Le second album s'est fait désirer... et a tenu toutes les promesses du premier. La grande Histoire rejoint la petite. Le scénario ne faiblit à aucune page et le dessin est absolument magnifique. Un très bon moment de lecture que nous offre Gibrat. Merci Monsieur Gibrat.
Bingo, j'intercepte le camion qui vient livrer mon libraire, j'y trouve Le vol du Corbeau 2, génial....
Gibrat conclue ce cycle admirablement, le scénario vaut les précédents, il n'est ni meilleur, ni pire, aussi bien...
Comme pour la série Le Sursis à laquelle le Vol de Corbeau fait suite, le titre révèle sa signification dans ce dernier tome.
Le dessin est également conforme à la réputation de Gibrat, les couleurs sont appropriées. En fait, les 2 cycles pourraient être réunis dans un coffret ou en intégrale sans qu'on n'y voie une discontinuité.

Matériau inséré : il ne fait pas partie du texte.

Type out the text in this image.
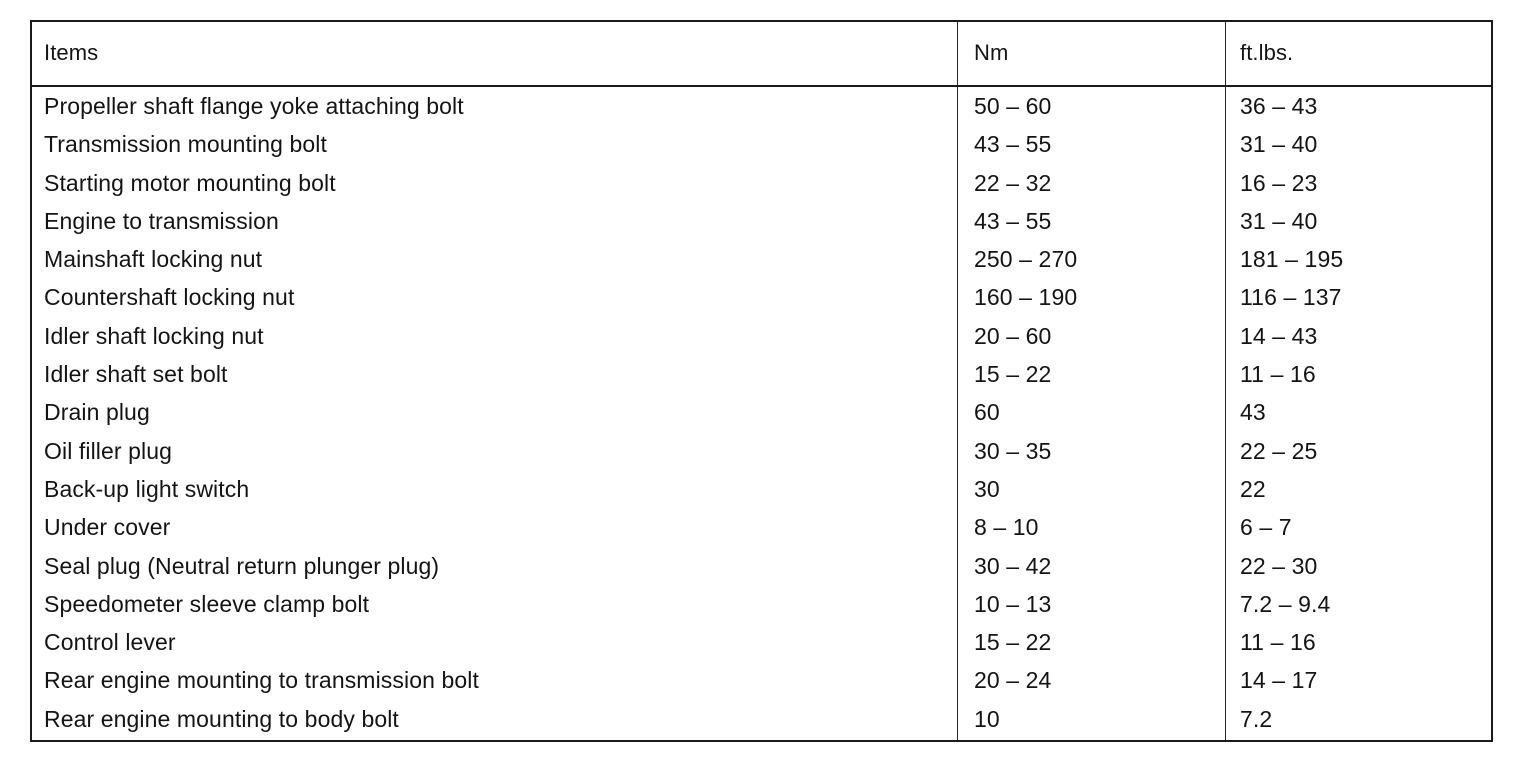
Items	Nm	ft.lbs.
Propeller shaft flange yoke attaching bolt	50 – 60	36 – 43
Transmission mounting bolt	43 – 55	31 – 40
Starting motor mounting bolt	22 – 32	16 – 23
Engine to transmission	43 – 55	31 – 40
Mainshaft locking nut	250 – 270	181 – 195
Countershaft locking nut	160 – 190	116 – 137
Idler shaft locking nut	20 – 60	14 – 43
Idler shaft set bolt	15 – 22	11 – 16
Drain plug	60	43
Oil filler plug	30 – 35	22 – 25
Back-up light switch	30	22
Under cover	8 – 10	6 – 7
Seal plug (Neutral return plunger plug)	30 – 42	22 – 30
Speedometer sleeve clamp bolt	10 – 13	7.2 – 9.4
Control lever	15 – 22	11 – 16
Rear engine mounting to transmission bolt	20 – 24	14 – 17
Rear engine mounting to body bolt	10	7.2
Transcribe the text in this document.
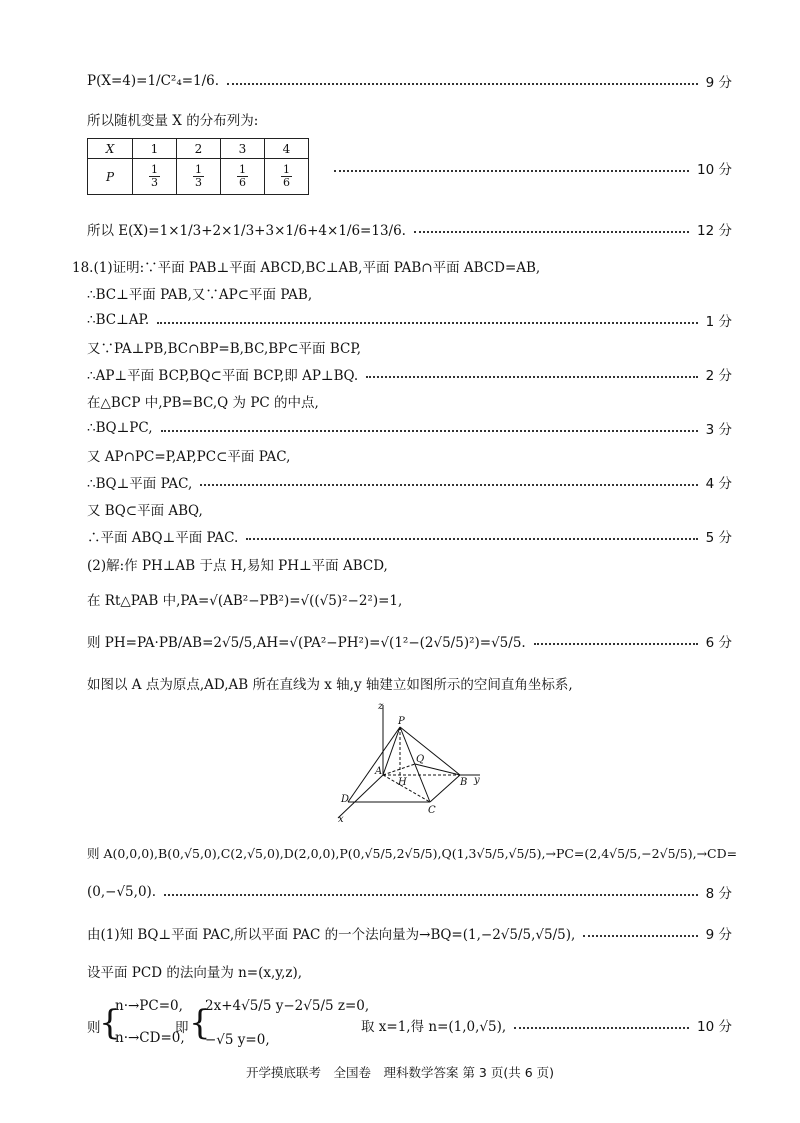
P(X=4)=1/C²₄=1/6.	9 分
所以随机变量 X 的分布列为:
X	1	2	3	4
P	$\frac{1}{3}$	$\frac{1}{3}$	$\frac{1}{6}$	$\frac{1}{6}$	10 分
所以 E(X)=1×1/3+2×1/3+3×1/6+4×1/6=13/6.	12 分
18.(1)证明:∵平面 PAB⊥平面 ABCD,BC⊥AB,平面 PAB∩平面 ABCD=AB,
∴BC⊥平面 PAB,又∵AP⊂平面 PAB,
∴BC⊥AP.	1 分
又∵PA⊥PB,BC∩BP=B,BC,BP⊂平面 BCP,
∴AP⊥平面 BCP,BQ⊂平面 BCP,即 AP⊥BQ.	2 分
在△BCP 中,PB=BC,Q 为 PC 的中点,
∴BQ⊥PC,	3 分
又 AP∩PC=P,AP,PC⊂平面 PAC,
∴BQ⊥平面 PAC,	4 分
又 BQ⊂平面 ABQ,
∴平面 ABQ⊥平面 PAC.	5 分
(2)解:作 PH⊥AB 于点 H,易知 PH⊥平面 ABCD,
在 Rt△PAB 中,PA=√(AB²−PB²)=√((√5)²−2²)=1,
则 PH=PA·PB/AB=2√5/5,AH=√(PA²−PH²)=√(1²−(2√5/5)²)=√5/5.	6 分
如图以 A 点为原点,AD,AB 所在直线为 x 轴,y 轴建立如图所示的空间直角坐标系,
z
P
Q
A
H	B y
D
C
x
则 A(0,0,0),B(0,√5,0),C(2,√5,0),D(2,0,0),P(0,√5/5,2√5/5),Q(1,3√5/5,√5/5),→PC=(2,4√5/5,−2√5/5),→CD=
(0,−√5,0).	8 分
由(1)知 BQ⊥平面 PAC,所以平面 PAC 的一个法向量为→BQ=(1,−2√5/5,√5/5),	9 分
设平面 PCD 的法向量为 n=(x,y,z),
则
{
n·→PC=0,
n·→CD=0,
即 {
2x+4√5/5 y−2√5/5 z=0,
−√5 y=0,
取 x=1,得 n=(1,0,√5),	10 分
开学摸底联考　全国卷　理科数学答案 第 3 页(共 6 页)
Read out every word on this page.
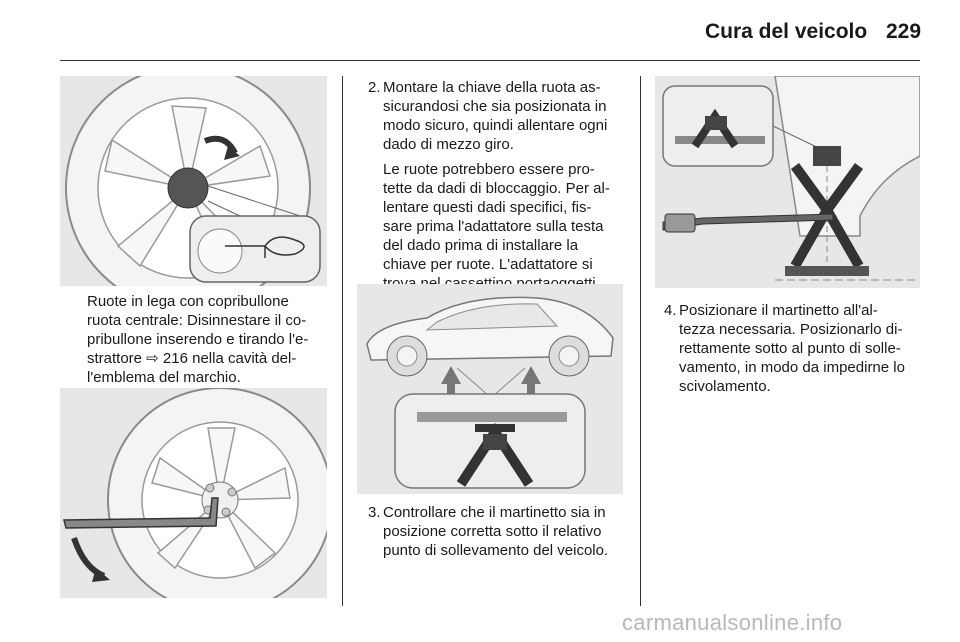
Cura del veicolo 229
Ruote in lega con copribullone
ruota centrale: Disinnestare il co-
pribullone inserendo e tirando l'e-
strattore ⇨ 216 nella cavità del-
l'emblema del marchio.
2. Montare la chiave della ruota as-
sicurandosi che sia posizionata in
modo sicuro, quindi allentare ogni
dado di mezzo giro.
Le ruote potrebbero essere pro-
tette da dadi di bloccaggio. Per al-
lentare questi dadi specifici, fis-
sare prima l'adattatore sulla testa
del dado prima di installare la
chiave per ruote. L'adattatore si
3. Controllare che il martinetto sia in
posizione corretta sotto il relativo
punto di sollevamento del veicolo.
4. Posizionare il martinetto all'al-
tezza necessaria. Posizionarlo di-
rettamente sotto al punto di solle-
vamento, in modo da impedirne lo
scivolamento.
carmanualsonline.info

Suite du même niveau que le T1, le rythme est assez lent, mais dérive aussi agréablement que celui de la péniche sur laquelle ont pris place les protagonistes.
La guerre passe en arrière-plan, mais quelques salauds sont toujours présents, vite remplacés par les résistants de la dernière heure.
Plusieurs rebondissements, pas forcément très crédibles, quelques ficelles un peu grosses, et une fin prévisible, mais ne boudons pas notre plaisir, c'est quand même du très bon Gibrat.
graphiquement, je mets 11/10, y'a pas a dire, c'est vraiment superbe et ce style colle merveilleusement bien à l'histoire. Toutefois, je trouve le rythme un peu lent et l'originalité de l'histoire vraiment banale, la fin n'a pas répondu à mes attentes, je ne m'attendais certainement pas a ce qu'il y ait de l'action mais je trouve que le scénario se focalise trop sur l'histoire d'amour et pas assez sur le reste
Le graphisme est très beau et retrancrit a merveille l'époque et l'ambiance (quelle beauté cette Jeanne). Les persos sont authentiques.
Néanmoins je reste un peu déçu et ne partage pas l'enthousiasme des autres avis sur le scenar. C'est d'un niveau téléfilm consensuel mais pas plus haut. Je trouve le rythme un peu faible.